Search code examples
rdplyrstringdist

Merging two dataframes by stringmatch with dplyr and stringdist


I'm attempting to do a dplyr left join on two dataframes based on greatly similar language (that's not exact).

DF1:

title | records
Bob's show, part 1 | 42
Time for dinner | 77
Horsecrap | 121

DF2:

showname | counts
Bob's show part 1 | 772
Dinner time | 89
No way Jose | 123

I execute this to get the string distances as a vector using the stringdist package/library:

titlematch <- amatch(df1$title,df2$showname) 

The vector looks like... well, an integer vector:

titlematch
1
2
NA

Normally if I had exact matches I'd do:

blended <- left_join(df1, df2, by = c("title" = "showname"))

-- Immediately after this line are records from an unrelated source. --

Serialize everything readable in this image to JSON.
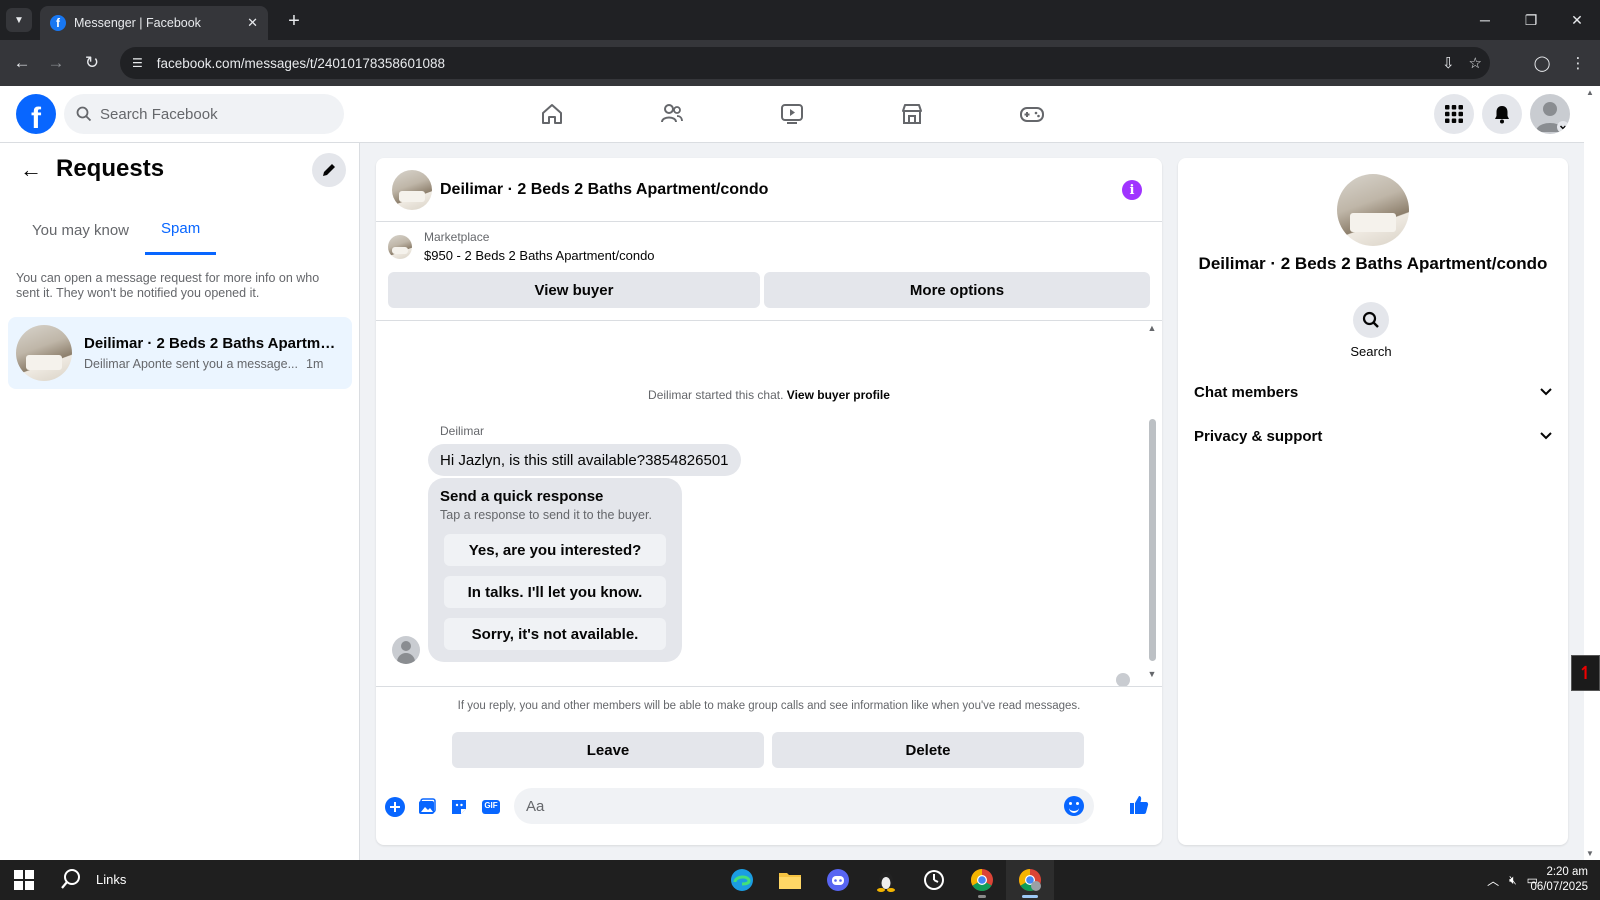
{
  "browser": {
    "tab_title": "Messenger | Facebook",
    "url": "facebook.com/messages/t/24010178358601088",
    "tab_close": "✕",
    "new_tab": "+"
  },
  "fbnav": {
    "search_placeholder": "Search Facebook",
    "logo_letter": "f"
  },
  "left": {
    "title": "Requests",
    "tabs": [
      {
        "label": "You may know",
        "active": false
      },
      {
        "label": "Spam",
        "active": true
      }
    ],
    "note": "You can open a message request for more info on who sent it. They won't be notified you opened it.",
    "conversation": {
      "name": "Deilimar · 2 Beds 2 Baths Apartme...",
      "snippet": "Deilimar Aponte sent you a message...",
      "time": "1m"
    }
  },
  "chat": {
    "title": "Deilimar · 2 Beds 2 Baths Apartment/condo",
    "market_label": "Marketplace",
    "market_item": "$950 - 2 Beds 2 Baths Apartment/condo",
    "view_buyer": "View buyer",
    "more_options": "More options",
    "started_text": "Deilimar started this chat.",
    "started_link": "View buyer profile",
    "sender": "Deilimar",
    "message": "Hi Jazlyn, is this still available?3854826501",
    "quick_title": "Send a quick response",
    "quick_sub": "Tap a response to send it to the buyer.",
    "quick_responses": [
      "Yes, are you interested?",
      "In talks. I'll let you know.",
      "Sorry, it's not available."
    ],
    "reply_note": "If you reply, you and other members will be able to make group calls and see information like when you've read messages.",
    "leave": "Leave",
    "delete": "Delete",
    "input_placeholder": "Aa",
    "gif_label": "GIF"
  },
  "right": {
    "name": "Deilimar · 2 Beds 2 Baths Apartment/condo",
    "search_label": "Search",
    "sections": [
      "Chat members",
      "Privacy & support"
    ]
  },
  "taskbar": {
    "search_label": "Links",
    "time": "2:20 am",
    "date": "06/07/2025"
  },
  "colors": {
    "accent": "#0866ff",
    "info": "#a033ff",
    "selected_bg": "#ebf5ff"
  }
}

How do I do the left join using the vector as the record selector so that the end outcome would be:

title | records | showname | counts
Bob's show, part 1 | 42 | Bob's show part 1 | 772
Time for dinner | 77 | Dinner time | 89

With the third non-match excluded because there's not a probable match in the vector (NA).


Solution

  • camille suggested in a comment:

    Have you looked at fuzzyjoin?

    I had never heard of fuzzyjoin before, but I tried it and loved it. stringdist_left_join was exactly what I needed.